Crítica - 7 Days in Entebbe (2018)


Realizado por José Padilha
Com Rosamund Pike, Daniel Bruhl,Nonso Anozie

Inspirado em eventos verídicos, "7 Days in Entebbe"  retrata a arriscada operação de salvamento, por parte de Israel, de um grupo de passageiros que foram tomados como reféns por terroristas no voo Air France 139 que fazia a ligação de Atenas-Paris em 1976. O voo foi desviado para o Uganda, onde passados 7 Dias em cativeiro no Aeroporto de Entebbe, todos os terroristas foram mortos e os passageiros que, à altura ainda se mantinham sequestrados, foram libertado pelas Forças Especiais de Israel no já referido raid militar impressionante que ajudou a celebrizar a eficácia das Forçar Armadas Israelitas. 
A história que inspirou "7 Days in Entebbe" é, portanto, verdadeiramente impressionante e, logicamente, esperava-se muito deste produto cinematográfico que, ainda para mais, foi comandado por José Padilha, o realizador do aclamado "Tropa de Elite". Esperava-se portanto um resultado final explosivo que conseguisse combinar em pleno a intensidade dramática da história real com uma imponente dose de intensidade promovida por um realizador experiente nestes andanças.  Mas pese embora todas promessas e esperanças, "7 Days in Entebbe" desilude pelas más opções que foram tomadas no processo de criação e desenvolvimento do seu enredo. 
Em vez de se focar exclusivamente nas partes mais interessantes da história verídica, nomeadamente no planeamento do ataque terrorista, na execução do mesmo e na poderosa reação de Israel, "7 Days in Entebbe" perde muito do seu tempo com narrativas secundárias pouco relevantes e já muito dentro do reino da ficção. Entre elas destaca-se o enfoque excessivo que é dado à história pessoal de um Soldado Israelita que participa na Operação Militar, mas também o enfoque desnecessário que é dado ao Passado e às Divisões Morais que afetam os dois terroristas alemães interpretados por  Daniel Brühl e Rosamund Pike.

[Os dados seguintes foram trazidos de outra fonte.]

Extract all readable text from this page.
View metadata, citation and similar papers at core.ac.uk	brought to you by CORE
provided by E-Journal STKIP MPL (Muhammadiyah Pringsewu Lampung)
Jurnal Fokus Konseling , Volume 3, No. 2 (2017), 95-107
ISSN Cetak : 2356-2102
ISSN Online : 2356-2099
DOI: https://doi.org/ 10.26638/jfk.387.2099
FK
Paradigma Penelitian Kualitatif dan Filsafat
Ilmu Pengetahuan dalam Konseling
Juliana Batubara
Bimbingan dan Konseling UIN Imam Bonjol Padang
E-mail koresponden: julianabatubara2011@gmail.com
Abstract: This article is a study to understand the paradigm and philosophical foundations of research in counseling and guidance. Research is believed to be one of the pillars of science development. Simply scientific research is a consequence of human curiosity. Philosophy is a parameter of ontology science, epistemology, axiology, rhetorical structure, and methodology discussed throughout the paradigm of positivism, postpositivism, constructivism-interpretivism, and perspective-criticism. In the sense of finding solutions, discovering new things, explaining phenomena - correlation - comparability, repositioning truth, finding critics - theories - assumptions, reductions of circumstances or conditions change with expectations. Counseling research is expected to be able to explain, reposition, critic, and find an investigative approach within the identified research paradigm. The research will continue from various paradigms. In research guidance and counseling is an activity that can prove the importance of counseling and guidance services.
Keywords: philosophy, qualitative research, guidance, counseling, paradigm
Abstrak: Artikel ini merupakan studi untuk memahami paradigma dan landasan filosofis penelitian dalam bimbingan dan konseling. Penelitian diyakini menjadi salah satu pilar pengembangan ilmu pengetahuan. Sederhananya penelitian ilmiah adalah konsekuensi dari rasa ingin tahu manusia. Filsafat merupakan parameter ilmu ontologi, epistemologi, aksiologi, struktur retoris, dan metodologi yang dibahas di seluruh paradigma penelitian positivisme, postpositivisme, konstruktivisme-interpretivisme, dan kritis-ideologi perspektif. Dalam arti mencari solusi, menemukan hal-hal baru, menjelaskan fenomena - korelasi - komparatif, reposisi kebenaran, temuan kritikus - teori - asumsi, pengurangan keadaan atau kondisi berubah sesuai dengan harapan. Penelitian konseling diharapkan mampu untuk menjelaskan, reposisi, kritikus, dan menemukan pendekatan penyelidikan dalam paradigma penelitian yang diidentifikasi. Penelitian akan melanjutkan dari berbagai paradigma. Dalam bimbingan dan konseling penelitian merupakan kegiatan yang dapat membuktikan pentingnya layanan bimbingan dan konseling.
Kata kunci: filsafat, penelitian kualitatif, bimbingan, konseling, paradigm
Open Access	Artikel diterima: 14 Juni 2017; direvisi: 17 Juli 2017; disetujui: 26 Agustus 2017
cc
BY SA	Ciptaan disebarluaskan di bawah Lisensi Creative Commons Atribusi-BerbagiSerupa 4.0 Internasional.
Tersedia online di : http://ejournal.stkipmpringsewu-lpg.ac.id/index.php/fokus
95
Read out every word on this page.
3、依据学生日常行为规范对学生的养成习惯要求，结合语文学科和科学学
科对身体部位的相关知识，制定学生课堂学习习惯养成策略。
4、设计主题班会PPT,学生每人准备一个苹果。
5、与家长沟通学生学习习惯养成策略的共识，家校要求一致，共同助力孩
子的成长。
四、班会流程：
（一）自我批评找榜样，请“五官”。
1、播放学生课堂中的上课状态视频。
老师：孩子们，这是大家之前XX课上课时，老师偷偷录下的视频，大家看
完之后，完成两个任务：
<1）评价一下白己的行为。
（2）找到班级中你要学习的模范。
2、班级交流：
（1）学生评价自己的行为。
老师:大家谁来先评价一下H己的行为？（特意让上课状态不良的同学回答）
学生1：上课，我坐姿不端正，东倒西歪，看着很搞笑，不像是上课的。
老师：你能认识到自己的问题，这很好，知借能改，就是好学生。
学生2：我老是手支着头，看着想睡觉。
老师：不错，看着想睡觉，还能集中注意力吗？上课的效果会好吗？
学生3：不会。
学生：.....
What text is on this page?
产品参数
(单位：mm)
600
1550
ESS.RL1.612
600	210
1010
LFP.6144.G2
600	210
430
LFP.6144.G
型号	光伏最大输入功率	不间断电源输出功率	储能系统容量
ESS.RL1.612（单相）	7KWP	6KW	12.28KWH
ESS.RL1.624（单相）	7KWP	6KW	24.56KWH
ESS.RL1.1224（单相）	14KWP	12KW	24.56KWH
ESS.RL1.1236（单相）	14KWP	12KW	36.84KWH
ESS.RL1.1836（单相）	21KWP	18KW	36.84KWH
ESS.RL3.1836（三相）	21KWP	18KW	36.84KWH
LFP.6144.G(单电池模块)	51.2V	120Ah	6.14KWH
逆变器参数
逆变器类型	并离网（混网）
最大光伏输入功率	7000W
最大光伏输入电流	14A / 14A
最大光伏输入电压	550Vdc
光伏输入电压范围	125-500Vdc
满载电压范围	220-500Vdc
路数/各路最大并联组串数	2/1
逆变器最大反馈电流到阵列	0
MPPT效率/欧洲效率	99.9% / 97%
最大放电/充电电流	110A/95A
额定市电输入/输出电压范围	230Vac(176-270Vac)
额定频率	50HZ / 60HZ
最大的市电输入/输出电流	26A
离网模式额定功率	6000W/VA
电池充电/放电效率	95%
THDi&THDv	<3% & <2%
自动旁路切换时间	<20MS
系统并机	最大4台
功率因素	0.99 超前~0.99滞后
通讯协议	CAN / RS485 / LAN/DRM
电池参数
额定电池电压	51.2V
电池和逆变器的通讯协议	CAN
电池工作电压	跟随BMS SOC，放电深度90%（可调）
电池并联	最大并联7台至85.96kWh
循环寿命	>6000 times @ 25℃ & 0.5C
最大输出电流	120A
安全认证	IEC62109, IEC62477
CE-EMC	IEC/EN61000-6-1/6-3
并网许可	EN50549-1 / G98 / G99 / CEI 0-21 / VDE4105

Se é perfeitamente compreensível que o filme tente aprofundar as personalidades dos Chefes Realistas e até dos Terroristas para compreender as bases motivacionais das duas Operações em foco, já não é compreensível que descentre as atenções do enredo no Ataque Terrorista e na Operação Militar de Israel para explorar elementos de pura ficção. No caso da atenção excessiva que é dada aos Terroristas Alemães, "7 Days in Entebbe" até se torna confuso e acaba por complicar algo que deveria ser abordado com mais simplicidade. Já que só por assistirmos ao filme ficamos sem saber, concretamente, qual a real motivação dos Terroristas Alemães para ajudarem os Combatentes da Palestina e porque é que apresentavam tantas dúvidas morais sobre a ação quando, o grupo ao qual pertenciam, também matou inúmeras pessoas em ataques terroristas.
Em certas alturas é notório o esforço de Padilha em tornar "7 Days in Entebbe" num filme mais sério e com mais ação e intensidade, mas o que é certo é que a sua história perde-se, pelo meio, em demasiadas encruzilhadas sem sentido. A sua veracidade histórica sofre com isso, bem como o seu valor dramático e a sua intensidade natural. Não é por isso de estranhar que o resultado final seja tão confuso e tão mediano.